Personalità senza limiti e sapienza calcistica oltre l'umano, con la forza di chi ha dovuto spaccare pietre e mangiare pane secco. Un sinistro devastante, un impeto che poteva sfondare reti e spaccare traverse, ma anche la precisione goniometrica che gli permetteva di indirizzare quella potenza sempre nel punto giusto, lontano dalla portata dei portieri. Meglio per loro, perché le cannonate di Riva prese in faccia non garantivano di salvarsi da un gol, mentre producevano con molta probabilità una frattura del setto nasale.
Chiedere ai compagni di squadra quante volte hanno perso un milione di lire accettando la scommessa: Gigi metteva cinque palloni nel cerchio di centrocampo e prometteva di centrare tre volte la traversa. Nella maggior parte dei casi il quarto e il quinto pallone venivano messi nella rete e riportati in magazzino, tre su tre e milione vinto.

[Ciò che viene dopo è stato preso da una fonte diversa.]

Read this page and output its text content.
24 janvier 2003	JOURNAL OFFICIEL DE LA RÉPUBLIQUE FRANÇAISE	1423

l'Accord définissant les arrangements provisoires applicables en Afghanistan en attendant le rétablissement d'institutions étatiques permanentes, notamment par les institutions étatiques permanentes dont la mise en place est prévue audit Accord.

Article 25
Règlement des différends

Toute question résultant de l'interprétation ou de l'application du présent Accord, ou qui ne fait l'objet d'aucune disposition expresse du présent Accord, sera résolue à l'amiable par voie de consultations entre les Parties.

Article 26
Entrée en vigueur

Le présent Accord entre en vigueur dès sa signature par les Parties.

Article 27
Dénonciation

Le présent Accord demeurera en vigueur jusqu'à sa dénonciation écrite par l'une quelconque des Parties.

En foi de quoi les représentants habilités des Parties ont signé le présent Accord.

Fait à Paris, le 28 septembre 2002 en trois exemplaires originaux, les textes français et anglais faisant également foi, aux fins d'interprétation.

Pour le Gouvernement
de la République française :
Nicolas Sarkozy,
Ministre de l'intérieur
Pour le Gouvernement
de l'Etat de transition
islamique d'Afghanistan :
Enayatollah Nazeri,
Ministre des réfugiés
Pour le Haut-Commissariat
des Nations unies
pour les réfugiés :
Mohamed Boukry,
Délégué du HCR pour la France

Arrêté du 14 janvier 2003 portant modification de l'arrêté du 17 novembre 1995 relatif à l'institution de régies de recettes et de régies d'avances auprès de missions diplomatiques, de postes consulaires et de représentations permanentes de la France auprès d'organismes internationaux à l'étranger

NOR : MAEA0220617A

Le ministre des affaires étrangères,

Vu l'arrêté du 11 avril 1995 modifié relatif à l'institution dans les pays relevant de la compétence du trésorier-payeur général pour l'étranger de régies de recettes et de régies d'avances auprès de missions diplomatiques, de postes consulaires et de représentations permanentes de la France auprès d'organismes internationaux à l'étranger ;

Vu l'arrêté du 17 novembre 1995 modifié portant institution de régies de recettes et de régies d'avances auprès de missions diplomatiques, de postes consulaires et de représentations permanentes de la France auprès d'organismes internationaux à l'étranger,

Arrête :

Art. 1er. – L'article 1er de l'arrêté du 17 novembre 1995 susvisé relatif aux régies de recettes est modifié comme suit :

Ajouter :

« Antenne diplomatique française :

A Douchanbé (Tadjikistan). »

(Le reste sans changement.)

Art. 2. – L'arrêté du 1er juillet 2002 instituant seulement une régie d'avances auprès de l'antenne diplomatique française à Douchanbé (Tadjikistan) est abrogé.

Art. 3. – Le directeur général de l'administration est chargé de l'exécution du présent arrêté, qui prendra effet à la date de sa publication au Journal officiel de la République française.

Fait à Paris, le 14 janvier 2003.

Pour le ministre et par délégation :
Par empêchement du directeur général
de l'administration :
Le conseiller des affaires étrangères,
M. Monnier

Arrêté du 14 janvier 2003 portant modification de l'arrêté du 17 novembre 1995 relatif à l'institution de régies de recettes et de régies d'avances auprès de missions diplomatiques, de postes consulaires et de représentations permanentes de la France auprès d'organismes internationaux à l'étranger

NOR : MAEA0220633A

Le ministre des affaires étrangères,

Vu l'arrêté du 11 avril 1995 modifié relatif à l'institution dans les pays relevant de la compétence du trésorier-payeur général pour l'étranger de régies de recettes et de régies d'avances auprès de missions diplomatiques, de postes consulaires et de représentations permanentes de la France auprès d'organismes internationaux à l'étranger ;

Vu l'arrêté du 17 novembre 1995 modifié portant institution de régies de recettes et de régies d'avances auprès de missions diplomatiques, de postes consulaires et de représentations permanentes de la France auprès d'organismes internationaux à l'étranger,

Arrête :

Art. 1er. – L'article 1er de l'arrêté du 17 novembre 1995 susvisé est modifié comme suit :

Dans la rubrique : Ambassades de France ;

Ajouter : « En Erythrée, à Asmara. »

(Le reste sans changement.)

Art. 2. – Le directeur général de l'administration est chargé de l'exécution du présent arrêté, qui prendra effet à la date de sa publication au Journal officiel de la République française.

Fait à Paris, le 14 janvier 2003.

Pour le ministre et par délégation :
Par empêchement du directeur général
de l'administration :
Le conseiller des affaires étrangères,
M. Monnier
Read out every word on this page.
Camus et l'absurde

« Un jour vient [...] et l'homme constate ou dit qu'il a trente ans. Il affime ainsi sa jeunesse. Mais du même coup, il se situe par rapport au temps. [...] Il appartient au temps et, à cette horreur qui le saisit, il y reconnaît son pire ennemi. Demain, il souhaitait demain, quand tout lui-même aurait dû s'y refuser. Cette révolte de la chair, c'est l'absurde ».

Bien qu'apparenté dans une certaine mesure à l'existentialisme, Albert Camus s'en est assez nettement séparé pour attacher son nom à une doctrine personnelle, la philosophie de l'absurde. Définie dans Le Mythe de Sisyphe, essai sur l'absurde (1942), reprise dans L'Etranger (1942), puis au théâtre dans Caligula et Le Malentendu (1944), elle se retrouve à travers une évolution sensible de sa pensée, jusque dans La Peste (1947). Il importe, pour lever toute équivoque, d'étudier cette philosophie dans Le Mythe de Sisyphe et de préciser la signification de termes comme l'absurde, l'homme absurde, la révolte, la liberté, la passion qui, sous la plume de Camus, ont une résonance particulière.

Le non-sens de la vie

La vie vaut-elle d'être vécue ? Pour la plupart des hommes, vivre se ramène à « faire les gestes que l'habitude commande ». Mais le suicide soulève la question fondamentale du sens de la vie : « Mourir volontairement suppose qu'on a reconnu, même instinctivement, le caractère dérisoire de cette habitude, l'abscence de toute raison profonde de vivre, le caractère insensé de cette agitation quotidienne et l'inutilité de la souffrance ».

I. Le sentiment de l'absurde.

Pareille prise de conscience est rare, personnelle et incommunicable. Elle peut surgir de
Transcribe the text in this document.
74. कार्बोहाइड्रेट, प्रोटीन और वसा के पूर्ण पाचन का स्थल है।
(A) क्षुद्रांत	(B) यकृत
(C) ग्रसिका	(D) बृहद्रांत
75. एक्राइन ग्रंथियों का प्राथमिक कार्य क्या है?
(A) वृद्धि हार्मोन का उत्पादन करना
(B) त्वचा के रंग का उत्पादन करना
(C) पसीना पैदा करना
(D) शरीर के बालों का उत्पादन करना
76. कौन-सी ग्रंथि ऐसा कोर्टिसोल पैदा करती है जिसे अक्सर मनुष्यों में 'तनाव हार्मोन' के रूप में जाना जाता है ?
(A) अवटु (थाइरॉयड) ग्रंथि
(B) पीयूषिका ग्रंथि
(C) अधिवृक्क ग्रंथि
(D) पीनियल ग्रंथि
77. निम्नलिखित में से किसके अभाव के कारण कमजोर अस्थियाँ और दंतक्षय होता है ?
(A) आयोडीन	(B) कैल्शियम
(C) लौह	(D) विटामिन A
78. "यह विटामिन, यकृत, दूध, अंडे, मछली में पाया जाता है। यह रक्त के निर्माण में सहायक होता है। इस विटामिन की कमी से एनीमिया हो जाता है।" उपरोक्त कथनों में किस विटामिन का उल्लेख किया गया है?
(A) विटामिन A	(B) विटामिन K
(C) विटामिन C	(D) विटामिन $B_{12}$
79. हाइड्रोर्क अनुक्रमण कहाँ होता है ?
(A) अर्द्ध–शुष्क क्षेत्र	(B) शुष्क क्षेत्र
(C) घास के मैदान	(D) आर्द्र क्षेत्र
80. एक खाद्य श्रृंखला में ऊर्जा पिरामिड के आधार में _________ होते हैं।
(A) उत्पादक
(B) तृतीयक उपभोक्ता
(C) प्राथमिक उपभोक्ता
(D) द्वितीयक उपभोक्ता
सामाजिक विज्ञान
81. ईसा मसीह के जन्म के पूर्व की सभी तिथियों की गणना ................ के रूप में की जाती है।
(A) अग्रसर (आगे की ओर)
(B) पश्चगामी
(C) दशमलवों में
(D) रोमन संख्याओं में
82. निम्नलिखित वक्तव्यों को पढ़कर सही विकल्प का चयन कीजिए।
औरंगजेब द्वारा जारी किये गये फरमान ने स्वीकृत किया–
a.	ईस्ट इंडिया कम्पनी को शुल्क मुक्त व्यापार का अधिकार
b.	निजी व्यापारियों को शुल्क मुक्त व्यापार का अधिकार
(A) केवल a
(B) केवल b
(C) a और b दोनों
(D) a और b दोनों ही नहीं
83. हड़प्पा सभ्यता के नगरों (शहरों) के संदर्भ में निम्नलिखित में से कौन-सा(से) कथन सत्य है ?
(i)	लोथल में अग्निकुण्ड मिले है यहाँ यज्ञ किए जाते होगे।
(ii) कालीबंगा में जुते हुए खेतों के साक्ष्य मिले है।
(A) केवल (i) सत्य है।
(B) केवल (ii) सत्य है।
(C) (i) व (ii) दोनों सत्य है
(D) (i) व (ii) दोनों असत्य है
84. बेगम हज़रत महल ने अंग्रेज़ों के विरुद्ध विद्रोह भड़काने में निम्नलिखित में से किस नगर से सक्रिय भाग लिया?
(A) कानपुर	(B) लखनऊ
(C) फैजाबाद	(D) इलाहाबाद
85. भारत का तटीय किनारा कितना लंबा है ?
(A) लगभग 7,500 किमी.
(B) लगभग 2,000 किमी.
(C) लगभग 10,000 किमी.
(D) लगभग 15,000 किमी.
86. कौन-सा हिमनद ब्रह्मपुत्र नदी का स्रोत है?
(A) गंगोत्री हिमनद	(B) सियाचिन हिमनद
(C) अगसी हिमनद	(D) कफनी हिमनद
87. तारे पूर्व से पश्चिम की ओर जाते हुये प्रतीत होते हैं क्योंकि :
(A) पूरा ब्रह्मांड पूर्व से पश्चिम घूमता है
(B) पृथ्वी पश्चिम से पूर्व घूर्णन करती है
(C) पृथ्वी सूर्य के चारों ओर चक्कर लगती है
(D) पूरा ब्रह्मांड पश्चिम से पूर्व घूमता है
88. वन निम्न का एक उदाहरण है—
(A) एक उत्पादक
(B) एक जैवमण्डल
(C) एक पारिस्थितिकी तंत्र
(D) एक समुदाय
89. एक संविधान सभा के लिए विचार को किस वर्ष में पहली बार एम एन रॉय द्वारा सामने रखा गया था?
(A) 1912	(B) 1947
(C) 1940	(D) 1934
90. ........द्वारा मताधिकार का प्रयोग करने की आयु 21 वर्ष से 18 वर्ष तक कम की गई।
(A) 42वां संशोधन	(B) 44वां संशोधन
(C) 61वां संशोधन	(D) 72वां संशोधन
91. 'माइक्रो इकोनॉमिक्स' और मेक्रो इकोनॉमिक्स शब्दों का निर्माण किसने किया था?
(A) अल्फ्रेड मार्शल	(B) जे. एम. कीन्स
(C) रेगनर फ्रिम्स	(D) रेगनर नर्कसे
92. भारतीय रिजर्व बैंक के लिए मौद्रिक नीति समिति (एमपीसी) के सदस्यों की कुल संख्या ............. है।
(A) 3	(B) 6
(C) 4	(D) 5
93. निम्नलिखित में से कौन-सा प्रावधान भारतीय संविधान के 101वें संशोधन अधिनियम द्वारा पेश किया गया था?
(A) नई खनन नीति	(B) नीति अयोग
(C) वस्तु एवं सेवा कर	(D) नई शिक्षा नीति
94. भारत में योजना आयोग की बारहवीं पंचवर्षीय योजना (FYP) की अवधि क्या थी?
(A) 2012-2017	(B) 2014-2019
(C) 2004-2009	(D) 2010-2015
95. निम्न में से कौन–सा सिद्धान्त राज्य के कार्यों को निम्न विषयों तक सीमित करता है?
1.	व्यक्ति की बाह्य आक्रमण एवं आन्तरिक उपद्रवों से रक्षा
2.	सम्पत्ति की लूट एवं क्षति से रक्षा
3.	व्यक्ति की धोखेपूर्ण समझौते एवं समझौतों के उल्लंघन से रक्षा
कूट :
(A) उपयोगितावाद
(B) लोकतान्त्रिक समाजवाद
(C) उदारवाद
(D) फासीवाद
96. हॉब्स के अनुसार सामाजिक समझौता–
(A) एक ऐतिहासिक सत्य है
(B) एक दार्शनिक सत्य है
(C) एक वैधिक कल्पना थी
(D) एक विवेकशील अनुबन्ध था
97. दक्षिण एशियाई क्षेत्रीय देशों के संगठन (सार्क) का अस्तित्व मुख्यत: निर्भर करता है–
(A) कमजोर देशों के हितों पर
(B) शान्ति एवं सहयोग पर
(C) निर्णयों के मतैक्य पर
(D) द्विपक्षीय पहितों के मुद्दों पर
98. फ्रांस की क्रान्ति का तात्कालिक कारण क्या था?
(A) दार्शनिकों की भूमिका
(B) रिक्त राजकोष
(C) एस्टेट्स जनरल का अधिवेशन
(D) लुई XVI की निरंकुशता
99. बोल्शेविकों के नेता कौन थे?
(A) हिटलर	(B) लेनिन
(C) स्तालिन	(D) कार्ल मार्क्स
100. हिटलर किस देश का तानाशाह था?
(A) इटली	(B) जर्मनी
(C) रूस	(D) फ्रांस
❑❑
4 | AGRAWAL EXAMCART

Ha detto mille volte no ai ricchi del continente che lo volevano vestire a strisce. Inter, Juventus o Milan. Poteva diventare ricco. Invece ha preferito essere re della sua Sardegna piuttosto che signorotto nel nord Italia. A Cagliari ha stabilito il suo habitat perfetto e il suo buen retiro, lui che non aveva più genitori ha trovato una enorme famiglia a cui fare riferimento per sentirsi amato, ammirato, enormemente coccolato.
Non gli è mai bastata una rete per gloriarsi di una vittoria, non si è mai vantato di aver vinto una partita da solo. Eppure ne aveva tutti i motivi. Si sentiva un primus inter pares quando invece era un primus e basta. Gol bellissimi ne ha segnati tanti, ma per lui un gol si è sempre misurato dall'importanza, non dall'estetica. Quella la lasciava agli altri, a quelli che lo fermavano per la strada e gli facevano i complimenti ricevendone in cambio sempre un mezzo sorriso. Perché lui era fatto così, non esagerava mai. O forse sì, ma lo faceva con il fumo. E qualche volta anche con il sonno, perché il suo vezzo era dormire fino a mezzogiorno e il suo allenatore del Cagliari scudettato, Manlio Scopigno, ogni tanto glielo concedeva, ben sapendo che nessun compagno di squadra avrebbe alzato la mano per chiedere: perché lui e io no? Dai leader dello spogliatoio fino all’ultima riserva, tutti sapevano che quello non era un uomo, era un totem attorno al quale stringersi nei momenti più importanti, perché tanto avrebbe risolto lui i problemi di tutti caricandoseli su quelle due spalle possenti senza emettere un mezzo lamento.
Due i grandi amori acclarati della sua vita, due maglie indossate con orgoglio e con la dedizione più assoluta. Non solo quella del Cagliari, ma anche quella azzurra della Nazionale. Un lungo rapporto, fatto di tante partite e tanti gol, con un record mai battuto dai suoi successori. Quasi un gol a partita, un Mondiale sfiorato, un altro buttato via per qualche scelta sbagliata e tante polemiche inutili. Aveva la maglia numero 11 sulle spalle perché gliela avevano data quando il 9 l’aveva Boninsegna, poi non se n'è mai separato. Nel frattempo era diventato Rombo di Tuono e i registi gli bussavano alla porta chiedendogli di recitare nei loro film. Ma c'erano solo due obiettivi nel mirino di "Gigiriva": tenere il Cagliari nellìèlite del calcio italiano e portare l’Italia sempre più in alto.
Obiettivo centrato in pieno in Sardegna, perché vincere uno scudetto da quelle parti è come vincerne dieci a Milano o a Torino, obiettivo solo parzialmente raggiunto in azzurro, a costo di molti sacrifici e di due infortuni gravi, che gli hanno tagliato la carriera. Perché la vita non ha mai smesso di prenderlo a calci, nemmeno quando non era più bambino.